Although it has been forty-four years since I first experienced the full-on rush of oxytocin that is stimulated by childbirth and breastfeeding, I have not forgotten how it felt. With my daughter at the breast, over a period of many months I not only entered into an ever-deeper communion with her, but also with all that is, with the divine, the created world and my fellow human beings. The effects were particularly noticeable during middle-of-the-night feedings, when there were fewer distractions. These effects were intensely pleasurable but also at times very painful in that I was opened to new levels of empathy with people both near and far. At that time, U.S. warplanes were dropping bombs on Indochina causing untold destruction and suffering. In the dim light I sometimes looked down at my infant daughter, so safe in my arms, and saw the face of a Vietnamese or Laotian baby whose mother’s arms could not protect her from the bombs.

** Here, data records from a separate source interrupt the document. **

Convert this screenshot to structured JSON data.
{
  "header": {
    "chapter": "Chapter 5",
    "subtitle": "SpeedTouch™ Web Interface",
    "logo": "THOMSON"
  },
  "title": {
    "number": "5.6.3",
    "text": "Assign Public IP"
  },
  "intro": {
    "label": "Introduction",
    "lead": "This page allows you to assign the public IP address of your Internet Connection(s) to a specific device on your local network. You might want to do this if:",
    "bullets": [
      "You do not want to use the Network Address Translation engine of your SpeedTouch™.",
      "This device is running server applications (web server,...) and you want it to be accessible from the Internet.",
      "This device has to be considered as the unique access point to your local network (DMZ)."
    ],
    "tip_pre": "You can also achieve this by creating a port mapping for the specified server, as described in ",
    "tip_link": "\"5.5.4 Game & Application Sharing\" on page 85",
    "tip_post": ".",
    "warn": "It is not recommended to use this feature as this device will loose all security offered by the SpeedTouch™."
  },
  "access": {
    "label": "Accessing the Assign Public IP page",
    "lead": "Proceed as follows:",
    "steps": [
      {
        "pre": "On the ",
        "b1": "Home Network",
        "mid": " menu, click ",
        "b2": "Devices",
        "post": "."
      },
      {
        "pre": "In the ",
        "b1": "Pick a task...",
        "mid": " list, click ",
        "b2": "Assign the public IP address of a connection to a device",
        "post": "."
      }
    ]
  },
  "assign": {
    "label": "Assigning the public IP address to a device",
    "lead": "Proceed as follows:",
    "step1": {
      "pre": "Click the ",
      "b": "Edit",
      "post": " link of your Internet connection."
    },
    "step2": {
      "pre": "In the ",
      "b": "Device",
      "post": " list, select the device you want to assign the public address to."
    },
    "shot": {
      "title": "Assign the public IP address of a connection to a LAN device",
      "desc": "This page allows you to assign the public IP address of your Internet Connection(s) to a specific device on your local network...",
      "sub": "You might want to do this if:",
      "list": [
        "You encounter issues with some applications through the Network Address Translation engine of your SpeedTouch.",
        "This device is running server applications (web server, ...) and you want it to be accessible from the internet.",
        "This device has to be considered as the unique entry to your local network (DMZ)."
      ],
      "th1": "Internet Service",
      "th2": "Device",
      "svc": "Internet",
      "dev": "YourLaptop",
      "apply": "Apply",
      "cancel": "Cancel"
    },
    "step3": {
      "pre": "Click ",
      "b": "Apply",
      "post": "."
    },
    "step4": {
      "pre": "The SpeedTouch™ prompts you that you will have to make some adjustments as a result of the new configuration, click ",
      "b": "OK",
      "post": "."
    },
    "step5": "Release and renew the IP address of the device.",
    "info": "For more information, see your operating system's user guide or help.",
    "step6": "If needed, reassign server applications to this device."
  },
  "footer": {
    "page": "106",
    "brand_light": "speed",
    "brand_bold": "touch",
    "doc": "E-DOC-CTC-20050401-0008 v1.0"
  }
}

The feelings of love and sense of communion were not novel — I was the same person I had always been, with the same basic values and approach to life — but they became intensified, differentiated and grounded in a new way, and the effects were permanent. To recognize the role of hormones in mediating or facilitating certain types of experiences is not to reduce spirituality to brain chemistry.

Marshall Scott

Many years ago I attended a conference at which a keynote speaker stated his expectation that some day all human behavior would be explainable in light of brain function. Somehow, I don’t think we’ll get to that point.

In more than 30 years in healthcare I have watched the evidence and the reports, and have come to recognize that brain is necessary, but it is not sufficient. If the brain is not functioning, we can’t know of any behavior, spiritual or otherwise (and, no, I’m not at this point sharing my thoughts on what might be going on between the person affected and God). However, what we know so far about brain, hormone, etc., doesn’t yet explain all reported experience when brain is functioning – so, necessary but not sufficient. I watch these studies with interest, and with a sense of humor. I don’t expect neurobiology to put me out of a job any time soon.

Jay Croft

Of course one is going to feel more “spiritual,” whatever that means, when one has pleasant, happy feelings.

This may have little or nothing to do with nasal sprays.